Salí de allí con la sensación de estar salvándome de un aprieto y entré en el frío vespertino de las calles, con el sabor que pocas semanas antes me había dejado su novela breve y tristísima, que por poco no tiene título, Novelita Lumpen. Una novela sobre dos adolescentes que a causa de un accidente se quedan huérfanos, y a partir de entonces la realidad se quita la máscara y muestra su visaje que es la sordidez, la desolación, el desamparo. Detrás del gran teatro del Liceo, en una callejuela salpicada de bares decadentes, entré al Marseille en donde me recibió, melosa y trasnochada, la voz de Edith Piaf. Pedí un café con cognac y me senté en una mesa pegada a la ventana. No quería leer ni escribir, sino hablar con alguien. Me busqué el teléfono al tacto mientras mi vista se enredaba en la gente de la calle. Fue entonces, cuando lo vi caminando desde el fondo de la callejuela. Venía, solísimo, con el cuello de su chaqueta levantado y el tabaco humeante, por medio de los pocos transeúntes que, no sé por qué, me parecía que iban o venían sollozando. Tuve el arrebato mental de salir del bar y abordarlo, pero como sabía que de ello yo no sería capaz sentí de antemano la desazón de verlo cruzando frente a la ventana y esfumarse como había aparecido. Nada de ello ocurrió, porque no pasó frente a mi ventana, sino que entró en el estrecho Marseille y se sentó en una mesa contigua. Mientras yo bebía un segundo carajillo, Bolaño bebía una infusión de manzanilla y anotaba en una libreta lo que parecía una cadena de signos árabes o chinos.

 

Mientras Bolaño miraba la callejuela, yo, en ráfagas, lo miraba. Mientras él fumaba y bebía, yo fumaba y bebía, pero más que nada me puteaba con el alma por no tener el coraje de acercarme hacia su mesa. Eres un estúpido, me respondía, para qué acercarte, qué podrías decirle. Y buscaba frases con las cuales llegar a su mesa dignamente, pero no las hallaba. No las hallé nunca. Hasta cuando una mujer rubia y delgada, entró, se encaminó hacia Bolaño, lo besó, se quitó el abrigo y efusiva, cariñosa, habladora, se sentó a su lado.

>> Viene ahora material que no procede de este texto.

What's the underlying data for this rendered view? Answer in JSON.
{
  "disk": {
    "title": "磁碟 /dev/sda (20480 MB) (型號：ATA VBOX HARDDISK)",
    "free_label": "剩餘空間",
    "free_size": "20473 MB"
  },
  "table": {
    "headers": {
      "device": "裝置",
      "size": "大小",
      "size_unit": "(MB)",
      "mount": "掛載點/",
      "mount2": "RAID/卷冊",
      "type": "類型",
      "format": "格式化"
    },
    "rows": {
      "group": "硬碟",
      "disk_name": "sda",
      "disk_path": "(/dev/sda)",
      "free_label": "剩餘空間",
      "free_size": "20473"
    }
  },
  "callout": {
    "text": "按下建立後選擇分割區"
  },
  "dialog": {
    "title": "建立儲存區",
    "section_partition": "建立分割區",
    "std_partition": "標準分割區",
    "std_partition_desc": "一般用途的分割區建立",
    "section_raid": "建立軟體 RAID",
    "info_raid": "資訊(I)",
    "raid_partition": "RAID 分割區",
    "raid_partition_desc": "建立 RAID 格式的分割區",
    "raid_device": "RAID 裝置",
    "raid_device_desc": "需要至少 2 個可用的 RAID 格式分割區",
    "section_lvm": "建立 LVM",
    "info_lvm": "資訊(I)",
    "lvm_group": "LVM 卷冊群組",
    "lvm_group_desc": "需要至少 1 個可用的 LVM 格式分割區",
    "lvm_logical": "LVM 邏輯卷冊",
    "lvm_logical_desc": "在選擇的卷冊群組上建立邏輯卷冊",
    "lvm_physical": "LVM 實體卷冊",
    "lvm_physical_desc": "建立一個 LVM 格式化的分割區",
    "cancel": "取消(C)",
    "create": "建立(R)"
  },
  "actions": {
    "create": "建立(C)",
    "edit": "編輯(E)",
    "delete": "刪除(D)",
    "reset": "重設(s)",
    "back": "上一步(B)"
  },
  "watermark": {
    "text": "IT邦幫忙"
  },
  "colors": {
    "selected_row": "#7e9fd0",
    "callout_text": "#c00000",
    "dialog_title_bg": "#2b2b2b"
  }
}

Meses después sabría que se llamaba Carmen y que sería ella, en su vestusto auto, que lo conduciría casi en coma rumbo al hospital, en donde días después lo recibiría la muerte. Pero esa tarde de invierno barcelonés, Bolaño estaba vivo, a tres metros de distancia de mi copa de cognac sin café. Un cognac que se fue calentando entre mis diez dedos y después en mi garganta, en donde aleteaba moribunda una enorme mariposa negra. Por suerte, empezó a llover y en esa lluvia pude disolverme como todo fantasma.